Além de não ser eficiente para acabar com a violência de gênero, mulheres são mais castigadas pelo machismo do Judiciário e as que mais sofrem as consequências do aprisionamento populacional
Victória Wingter, 22, dormia no sofá de casa quando foi atacada com 14 facadas em maio de 2021 pelo ex-companheiro, Denílson Araújo Leal. Foram meses internada. Quando acordou, viu o delegado na beira da cama, pedindo mais informações sobre o crime.

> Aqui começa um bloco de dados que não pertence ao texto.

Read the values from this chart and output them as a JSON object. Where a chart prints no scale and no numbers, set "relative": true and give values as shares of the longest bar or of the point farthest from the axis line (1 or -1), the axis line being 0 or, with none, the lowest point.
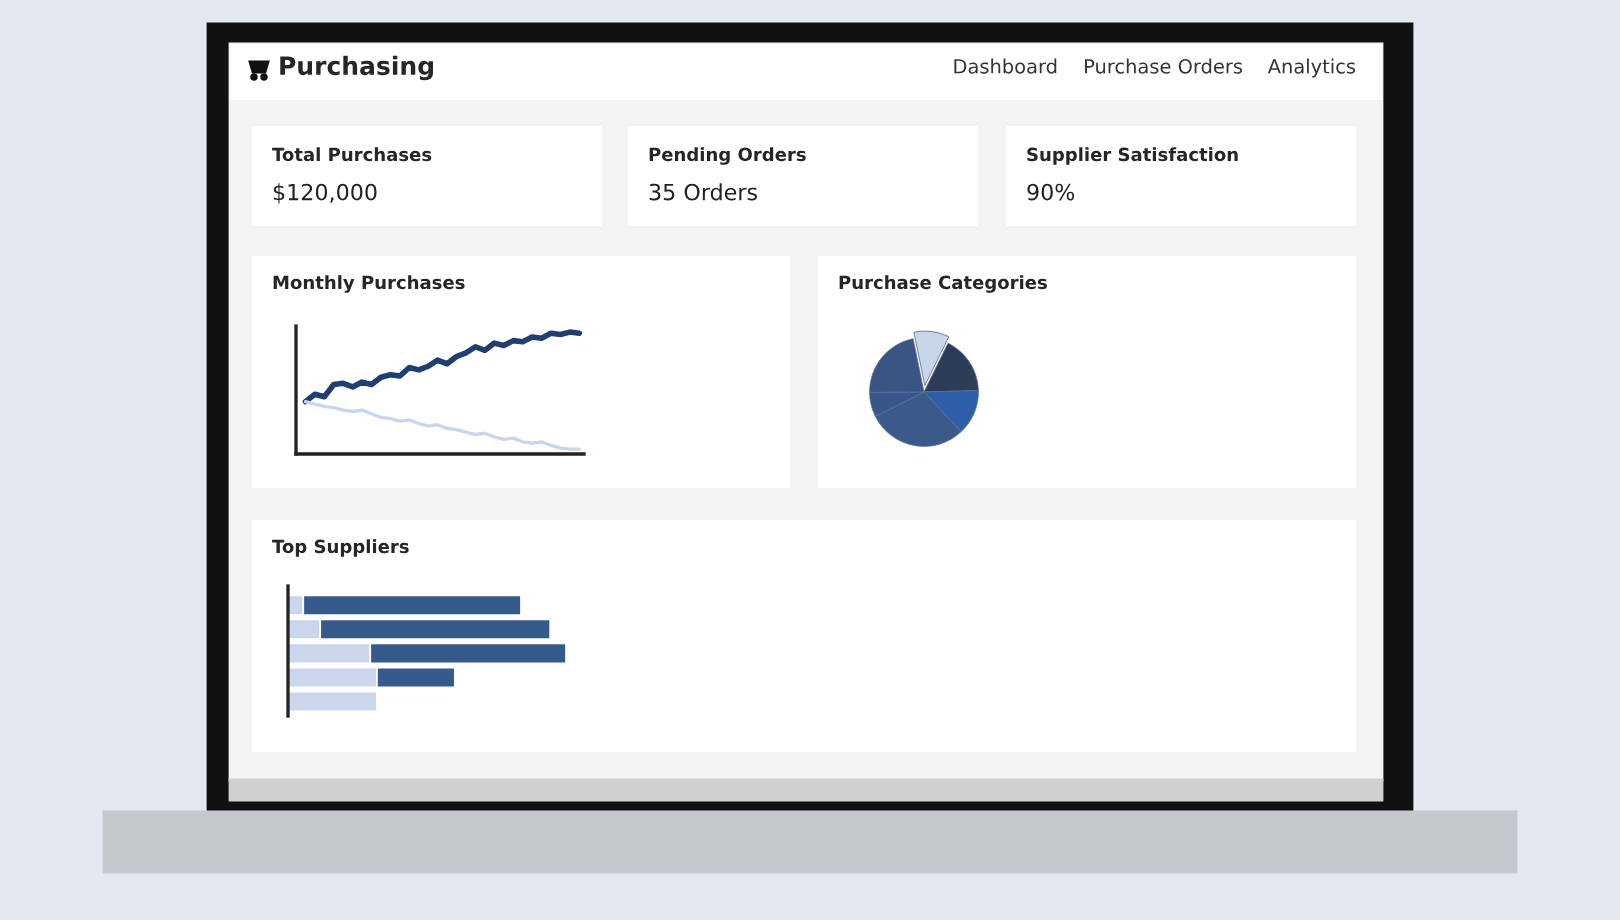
{
  "chart_data": [
    {
      "type": "other",
      "title": "Purchasing",
      "annotations": [
        "Dashboard",
        "Purchase Orders",
        "Analytics"
      ]
    },
    {
      "type": "other",
      "title": "Total Purchases",
      "annotations": [
        "$120,000"
      ]
    },
    {
      "type": "other",
      "title": "Pending Orders",
      "annotations": [
        "35 Orders"
      ]
    },
    {
      "type": "other",
      "title": "Supplier Satisfaction",
      "annotations": [
        "90%"
      ]
    },
    {
      "type": "line",
      "title": "Monthly Purchases",
      "relative": true,
      "categories": [
        null,
        null,
        null,
        null,
        null,
        null,
        null,
        null,
        null,
        null,
        null,
        null,
        null,
        null,
        null,
        null,
        null,
        null,
        null,
        null,
        null,
        null,
        null,
        null,
        null,
        null,
        null,
        null,
        null,
        null
      ],
      "series": [
        {
          "color": "#1f3f73",
          "values": [
            0.43,
            0.49,
            0.47,
            0.57,
            0.58,
            0.55,
            0.59,
            0.57,
            0.63,
            0.65,
            0.64,
            0.71,
            0.69,
            0.72,
            0.77,
            0.74,
            0.8,
            0.83,
            0.88,
            0.85,
            0.91,
            0.89,
            0.93,
            0.92,
            0.96,
            0.95,
            0.99,
            0.98,
            1,
            0.99
          ]
        },
        {
          "color": "#c9d6ec",
          "values": [
            0.43,
            0.41,
            0.39,
            0.38,
            0.36,
            0.35,
            0.36,
            0.33,
            0.3,
            0.29,
            0.27,
            0.28,
            0.25,
            0.23,
            0.24,
            0.21,
            0.2,
            0.18,
            0.16,
            0.17,
            0.14,
            0.12,
            0.13,
            0.1,
            0.09,
            0.1,
            0.07,
            0.05,
            0.04,
            0.04
          ]
        }
      ]
    },
    {
      "type": "pie",
      "title": "Purchase Categories",
      "categories": [
        null,
        null,
        null,
        null,
        null,
        null
      ],
      "values": [
        10.5,
        17.3,
        13.5,
        29.5,
        7.3,
        21.9
      ],
      "colors": [
        "#c8d6ec",
        "#2d3c57",
        "#2f5fa8",
        "#3b5a8a",
        "#37578a",
        "#3a5584"
      ]
    },
    {
      "type": "bar",
      "title": "Top Suppliers",
      "relative": true,
      "orientation": "horizontal",
      "stacked": true,
      "categories": [
        null,
        null,
        null,
        null,
        null
      ],
      "series": [
        {
          "color": "#c9d6ec",
          "values": [
            0.055,
            0.116,
            0.296,
            0.32,
            0.32
          ]
        },
        {
          "color": "#375a8c",
          "values": [
            0.783,
            0.827,
            0.704,
            0.28,
            null
          ]
        }
      ]
    }
  ]
}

Mesmo com a promessa de que a justiça seria feita, levando o agressor à prisão, a sensação foi de absoluto desamparo.
Os pais dela, que na época atuavam como motorista e operadora de telemarketing, na periferia de uma grande capital, tiveram que se afastar de seus trabalhos para garantir o cuidado e a segurança da filha. Sem renda ou expectativa de melhora, a família precisou travar outra luta pela sobrevivência. Dessa vez, contra a fome.
Ao se concentrar numa ideia de justiça que coloca todos os esforços na punição do agressor, o Estado ignora a dimensão estrutural da violência –que passa pela pobreza, racismo, LGBTfobia, escolaridade– e trata o crime, apenas como algo interpessoal, o agressor contra a vítima. Sem olhar para o contexto social, como parte da violência, a realidade não é transformada, o que prejudica não só a proteção da vítima, mas também impacta a capacidade dela de se reerguer.